『日刊ゲンダイ』の連載コラム「テレビとはナンだ!」。
今週の掲載分は、日本テレビとNHKによる、映画「借りぐらしのアリエッティ」のドキュメンタリー対決について書きました。
見出し:
日テレ「アリエッティ」特番はNHKを見習え
コラム本文:
すでに600万人を動員し、興行収入も70億円を超えたという映画「借りぐらしのアリエッティ」。

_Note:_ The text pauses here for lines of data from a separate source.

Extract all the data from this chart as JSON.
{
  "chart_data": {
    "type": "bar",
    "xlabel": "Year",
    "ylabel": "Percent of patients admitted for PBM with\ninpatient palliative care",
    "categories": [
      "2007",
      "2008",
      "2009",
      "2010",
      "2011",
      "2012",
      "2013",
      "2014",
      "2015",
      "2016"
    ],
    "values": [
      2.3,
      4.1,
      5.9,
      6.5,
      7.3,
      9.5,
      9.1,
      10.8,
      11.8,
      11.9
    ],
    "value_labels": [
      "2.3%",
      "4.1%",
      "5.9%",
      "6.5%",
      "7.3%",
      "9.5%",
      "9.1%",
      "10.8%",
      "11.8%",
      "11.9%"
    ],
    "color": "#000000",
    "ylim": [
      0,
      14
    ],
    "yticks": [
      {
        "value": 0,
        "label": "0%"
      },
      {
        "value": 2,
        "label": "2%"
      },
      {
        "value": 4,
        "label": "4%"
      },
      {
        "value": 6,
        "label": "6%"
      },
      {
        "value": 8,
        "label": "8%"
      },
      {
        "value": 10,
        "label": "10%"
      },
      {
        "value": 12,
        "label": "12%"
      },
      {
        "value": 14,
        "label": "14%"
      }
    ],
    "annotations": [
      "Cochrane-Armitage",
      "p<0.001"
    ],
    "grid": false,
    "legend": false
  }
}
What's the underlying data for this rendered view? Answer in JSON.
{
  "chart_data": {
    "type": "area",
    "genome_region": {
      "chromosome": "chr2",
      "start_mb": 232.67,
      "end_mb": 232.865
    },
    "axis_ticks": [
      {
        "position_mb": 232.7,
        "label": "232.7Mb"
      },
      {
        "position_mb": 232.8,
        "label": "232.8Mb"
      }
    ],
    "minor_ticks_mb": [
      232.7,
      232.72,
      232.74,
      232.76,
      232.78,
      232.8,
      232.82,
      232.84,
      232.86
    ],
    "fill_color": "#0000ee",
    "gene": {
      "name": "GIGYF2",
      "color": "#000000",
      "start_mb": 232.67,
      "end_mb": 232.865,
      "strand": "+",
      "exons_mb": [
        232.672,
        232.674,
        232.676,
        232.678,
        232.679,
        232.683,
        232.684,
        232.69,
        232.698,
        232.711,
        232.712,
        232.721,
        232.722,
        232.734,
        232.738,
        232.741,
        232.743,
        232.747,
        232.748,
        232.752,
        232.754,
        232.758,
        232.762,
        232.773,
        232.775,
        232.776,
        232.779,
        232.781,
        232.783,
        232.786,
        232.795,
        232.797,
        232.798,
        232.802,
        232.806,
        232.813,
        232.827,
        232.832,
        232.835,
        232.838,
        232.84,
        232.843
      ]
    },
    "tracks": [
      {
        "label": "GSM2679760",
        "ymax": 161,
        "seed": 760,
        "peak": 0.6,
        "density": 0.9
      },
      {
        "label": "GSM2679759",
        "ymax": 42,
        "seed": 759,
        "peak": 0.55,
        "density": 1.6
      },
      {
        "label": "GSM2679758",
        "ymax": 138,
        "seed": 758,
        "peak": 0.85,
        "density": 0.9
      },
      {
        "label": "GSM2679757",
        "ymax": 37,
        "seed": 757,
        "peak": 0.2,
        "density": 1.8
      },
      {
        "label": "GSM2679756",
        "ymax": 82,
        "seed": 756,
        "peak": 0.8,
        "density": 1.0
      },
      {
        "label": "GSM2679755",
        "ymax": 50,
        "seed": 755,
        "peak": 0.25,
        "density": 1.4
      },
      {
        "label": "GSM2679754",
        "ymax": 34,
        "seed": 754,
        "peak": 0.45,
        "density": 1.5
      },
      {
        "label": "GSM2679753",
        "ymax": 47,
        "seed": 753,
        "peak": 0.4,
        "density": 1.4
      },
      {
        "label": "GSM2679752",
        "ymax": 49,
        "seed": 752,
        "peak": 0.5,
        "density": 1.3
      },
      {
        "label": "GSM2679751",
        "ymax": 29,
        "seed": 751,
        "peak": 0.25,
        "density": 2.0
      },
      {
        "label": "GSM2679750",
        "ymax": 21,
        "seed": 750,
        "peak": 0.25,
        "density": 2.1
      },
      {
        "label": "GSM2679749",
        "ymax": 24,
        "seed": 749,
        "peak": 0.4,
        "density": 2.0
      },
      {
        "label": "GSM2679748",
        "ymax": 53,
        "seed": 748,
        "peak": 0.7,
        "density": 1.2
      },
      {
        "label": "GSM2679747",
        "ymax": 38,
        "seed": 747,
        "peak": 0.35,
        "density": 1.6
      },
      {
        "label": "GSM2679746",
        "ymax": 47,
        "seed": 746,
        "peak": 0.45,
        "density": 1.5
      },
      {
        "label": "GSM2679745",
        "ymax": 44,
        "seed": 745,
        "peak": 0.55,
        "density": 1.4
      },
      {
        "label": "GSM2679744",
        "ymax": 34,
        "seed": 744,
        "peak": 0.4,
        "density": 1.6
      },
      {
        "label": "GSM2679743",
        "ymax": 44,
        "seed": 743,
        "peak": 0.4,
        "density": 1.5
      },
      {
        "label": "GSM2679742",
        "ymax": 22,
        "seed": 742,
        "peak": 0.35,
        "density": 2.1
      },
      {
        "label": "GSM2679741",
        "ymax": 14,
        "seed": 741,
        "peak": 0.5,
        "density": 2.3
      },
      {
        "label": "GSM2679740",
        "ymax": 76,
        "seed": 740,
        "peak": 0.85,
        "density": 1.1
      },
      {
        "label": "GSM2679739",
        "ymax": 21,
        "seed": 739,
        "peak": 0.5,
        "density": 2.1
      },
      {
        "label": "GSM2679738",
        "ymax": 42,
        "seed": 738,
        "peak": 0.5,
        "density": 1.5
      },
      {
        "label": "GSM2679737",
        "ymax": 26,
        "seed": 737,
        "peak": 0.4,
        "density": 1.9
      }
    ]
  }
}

先週、日本テレビはNEWS ZERO特別版「借りぐらしのアリエッティを支えた職人たち」を放送した。
「密着120日」が売り文句だ。
番組には宮崎駿監督や今回抜擢された米林宏昌監督の他、“職人たち”として作画監督、美術監督、音響監督などが登場した。
彼らは作品をジブリ・ブランドたらしめる原動力だが、取材が中途半端で総花的なのが致命的。
たとえば45人のアニメーターを束ねる作画監督の仕事など、もっと詳しく見せて欲しかった。
また、この番組が「NEWS ZERO」の番外編とはいえ、ジブリの仕事場を見学するだけの鈴江奈々アナや、作曲者に形ばかりの質問をする宮本笑里は不要。
その分の時間を、“背景画の天才”と呼ばれる美術監督や、登場人物の心情を表す音を“手作り”する音響監督の職人技に、1分でも多く回すべきだ。
今月10日、NHKで「ジブリ 創作のヒミツ~宮崎駿と新人監督 葛藤の400日」という秀作ドキュメンタリーが流された。
悩みながら作品と向き合う米林監督。じっと見守る宮崎監督。
密着400日は日テレの120日を大きく上回るが、単に日数の問題ではない。
「何を見せたいか」が明確かどうかで、番組の質は大きく違ってくるのだ。